Married, With Dishes…
So, my husband, like all men in life, has a few quirky habits. And like all men, some of them are annoying as all get-out. Don’t get me wrong, I love him to death, but being clinically OCD, there’s a certain way that every. Single. Thing. Has to be done. Like the time that I sent him out to do laundry. 4 hours later I called to see where he was, and he was still doing the laundry because everything had to be folded a certain way?
Fast forward to him washing the dishes. Before we got a dishwasher, for the life of me I could not figure out how the hell we could go through over 2 bottles of Ultra Dawn Platinum in less than a week. Seriously, I cook, I don’t burn food that has to be chiseled off of a frying pan. I use nothing but T-fal and Wolfgang Puck cookware. And clearly, this was not a question of soap quality.
So one night, I snuck around the corner of the doorway to see him in action. Everything seemed normal enough, until I watched him wash a dish. So he puts soap on the sponge. I’m assuming it’s been at least a couple of bowls since he last used the soap. He proceeds to wash a dish, runs it under water to get the soap off, picks up another plate and picks up the bottle of soap again. So he puts the sponge on the plate, puts soap on the sponge, and precedes to wash the plate, and then rinse it. He picks up another dish, and picks up the soap again… Dude, I swear he used HALF of a FULL SIZED BOTTLE of Ultra Dawn Platinum concentrated soap to wash the dinner dishes that had like NOTHING on them!

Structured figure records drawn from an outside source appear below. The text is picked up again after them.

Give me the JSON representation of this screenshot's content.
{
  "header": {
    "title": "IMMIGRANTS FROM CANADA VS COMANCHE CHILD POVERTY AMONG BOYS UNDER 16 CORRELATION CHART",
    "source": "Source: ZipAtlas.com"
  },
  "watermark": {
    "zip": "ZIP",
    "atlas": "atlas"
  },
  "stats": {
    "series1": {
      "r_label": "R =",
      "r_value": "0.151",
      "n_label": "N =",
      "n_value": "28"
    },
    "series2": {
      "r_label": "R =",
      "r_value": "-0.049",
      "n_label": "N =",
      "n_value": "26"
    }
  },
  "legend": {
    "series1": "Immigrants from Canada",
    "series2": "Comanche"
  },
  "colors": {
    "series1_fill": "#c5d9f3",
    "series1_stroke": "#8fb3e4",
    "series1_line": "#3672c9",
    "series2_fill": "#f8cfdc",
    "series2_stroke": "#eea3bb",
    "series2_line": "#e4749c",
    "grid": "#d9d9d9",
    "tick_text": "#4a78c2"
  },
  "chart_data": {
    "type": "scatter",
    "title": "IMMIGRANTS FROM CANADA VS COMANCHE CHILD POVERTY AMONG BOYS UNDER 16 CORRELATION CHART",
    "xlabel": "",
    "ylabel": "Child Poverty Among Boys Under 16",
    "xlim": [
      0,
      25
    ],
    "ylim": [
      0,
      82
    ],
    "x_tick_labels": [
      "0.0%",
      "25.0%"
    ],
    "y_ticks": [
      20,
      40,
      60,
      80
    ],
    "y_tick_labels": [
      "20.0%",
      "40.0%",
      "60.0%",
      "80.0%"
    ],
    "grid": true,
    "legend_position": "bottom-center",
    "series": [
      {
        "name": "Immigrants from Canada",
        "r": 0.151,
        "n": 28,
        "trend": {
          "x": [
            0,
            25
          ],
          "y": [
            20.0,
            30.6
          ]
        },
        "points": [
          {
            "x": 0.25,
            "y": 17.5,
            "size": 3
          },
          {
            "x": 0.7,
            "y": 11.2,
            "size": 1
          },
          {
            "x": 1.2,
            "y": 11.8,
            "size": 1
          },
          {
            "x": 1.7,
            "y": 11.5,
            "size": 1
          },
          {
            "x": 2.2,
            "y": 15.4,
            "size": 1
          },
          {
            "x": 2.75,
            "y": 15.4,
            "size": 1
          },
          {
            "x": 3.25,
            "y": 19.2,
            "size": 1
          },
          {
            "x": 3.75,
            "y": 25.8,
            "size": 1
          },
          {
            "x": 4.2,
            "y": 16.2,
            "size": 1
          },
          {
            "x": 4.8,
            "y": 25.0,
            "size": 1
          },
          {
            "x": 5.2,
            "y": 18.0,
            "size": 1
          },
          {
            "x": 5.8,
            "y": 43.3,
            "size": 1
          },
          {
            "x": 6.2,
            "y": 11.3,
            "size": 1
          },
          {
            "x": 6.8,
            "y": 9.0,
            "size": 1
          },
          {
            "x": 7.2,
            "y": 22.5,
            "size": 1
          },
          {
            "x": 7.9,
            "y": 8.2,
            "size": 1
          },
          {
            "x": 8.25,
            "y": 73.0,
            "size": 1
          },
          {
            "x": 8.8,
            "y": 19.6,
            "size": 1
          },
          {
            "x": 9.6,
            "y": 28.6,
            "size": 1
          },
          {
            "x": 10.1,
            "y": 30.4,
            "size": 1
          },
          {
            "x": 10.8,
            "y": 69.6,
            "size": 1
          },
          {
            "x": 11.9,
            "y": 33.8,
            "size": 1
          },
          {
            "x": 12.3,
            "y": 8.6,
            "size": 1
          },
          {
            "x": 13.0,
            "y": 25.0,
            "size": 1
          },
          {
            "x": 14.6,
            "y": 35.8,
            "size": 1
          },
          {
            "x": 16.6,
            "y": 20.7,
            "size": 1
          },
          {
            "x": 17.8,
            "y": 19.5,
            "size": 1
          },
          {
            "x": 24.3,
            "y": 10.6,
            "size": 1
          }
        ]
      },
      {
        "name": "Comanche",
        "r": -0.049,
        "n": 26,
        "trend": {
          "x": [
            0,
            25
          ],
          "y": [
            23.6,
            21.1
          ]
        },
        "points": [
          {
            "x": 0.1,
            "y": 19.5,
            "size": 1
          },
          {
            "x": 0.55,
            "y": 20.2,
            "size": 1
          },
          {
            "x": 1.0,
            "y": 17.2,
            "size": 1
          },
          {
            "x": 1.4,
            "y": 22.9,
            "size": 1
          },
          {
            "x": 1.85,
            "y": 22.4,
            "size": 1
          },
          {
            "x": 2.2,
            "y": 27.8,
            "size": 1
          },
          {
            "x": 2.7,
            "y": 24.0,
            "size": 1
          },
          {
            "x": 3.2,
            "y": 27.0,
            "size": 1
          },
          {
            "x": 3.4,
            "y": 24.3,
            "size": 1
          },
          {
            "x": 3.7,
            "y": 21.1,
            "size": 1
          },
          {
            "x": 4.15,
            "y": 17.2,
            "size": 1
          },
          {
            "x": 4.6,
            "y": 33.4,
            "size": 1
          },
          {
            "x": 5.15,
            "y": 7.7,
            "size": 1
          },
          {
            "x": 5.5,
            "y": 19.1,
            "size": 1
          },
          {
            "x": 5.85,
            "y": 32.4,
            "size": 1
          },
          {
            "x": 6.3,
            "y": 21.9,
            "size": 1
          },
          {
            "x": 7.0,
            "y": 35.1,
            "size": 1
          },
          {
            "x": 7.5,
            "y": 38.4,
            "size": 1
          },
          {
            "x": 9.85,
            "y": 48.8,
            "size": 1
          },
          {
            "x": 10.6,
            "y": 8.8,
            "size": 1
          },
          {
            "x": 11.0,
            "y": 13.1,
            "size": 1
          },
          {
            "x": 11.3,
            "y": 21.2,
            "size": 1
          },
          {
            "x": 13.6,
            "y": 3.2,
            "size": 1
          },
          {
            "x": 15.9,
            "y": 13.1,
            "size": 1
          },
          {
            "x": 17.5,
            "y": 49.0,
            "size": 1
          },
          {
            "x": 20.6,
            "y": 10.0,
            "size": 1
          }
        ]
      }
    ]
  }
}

Now again, I appreciate him doing them, you have NO IDEA, I wasn’t about to say anything to him about it. So then, once we got a new kitchen, I was determined to get a dishwasher. Now we all know you can’t just dump plates full of stuff into the dishwasher without rinsing them off first. So, I rinse everything off and then put it in to be washed. Shopping day comes, and he leaves me a note that we need dish washing liquid. Now I’d be fine with that, except I bought two bottles last week???
So this goes on across the next two weeks. The next night I hear him in the kitchen. I sneak around the corner, and I see him washing dishes in the sink. Or at least I thought he was washing dishes in the sink. Sponge, full leather, full soaping, rinsing. And then putting them in the dishwasher. Not to drain, not to dry, to be WASHED.
Dude, I walked over to the dishwasher and picked up one of the dishes, I could have taken it and put it away in the dang cabinet! It was washed completely clean! I looked at him and said why are you full washing these? He says, “I’m not, I’m only rinsing them.” I had to walk away. I’m probably paying twice as much now on my water bill, still buying two bottles of Ultra Dawn Platinum a week, and now, dishwasher pods.
Now, you would think, and I would think, that somebody who’s that anal about dishes being clean would be almost as anal about the inside of the sink. Yeah, not so much. Apparently, for as many dishes as can be washed, and this much food can be washed off those plates before going into the dishwasher, let me say unequivocally the same does NOT go for the inside of the sink. Now there’s not many things I skeeve in this life, but greasy smegma in the bottom of the sink is definitely at the top of my list.
Seriously, I mean like I just threw up a little bit in my mouth at the thought of it. He does the dishes, and leaves the solids that were stuck to the greasy dishes in the sink. So then the water in the sink stops going down, and now you have to stick your hands into the greasy water and grab that crap out of the drain…
Then, just when you think that that’s about as nasty as it could possibly get, well, guess what? You missed that tablespoon in the bottom of it. Ever take a kitchen spoon sink shower with greasy water? NOT FUN!!! And let’s not forget doing greasy dishes and getting an itch on your face with greasy hands… or your sleeves that you pushed up that keep falling down because you stretched them out so now you gotta touch them with your greasy hands…
Lifetime supply of styrofoam plates, here we come!!!!!
And gentlemen, just remember: when she’s had an attitude for two days and you finally ask her, “What the hell is wrong with you?” Just picture Beetlejuice, cuz it’s SHOWTIME!!!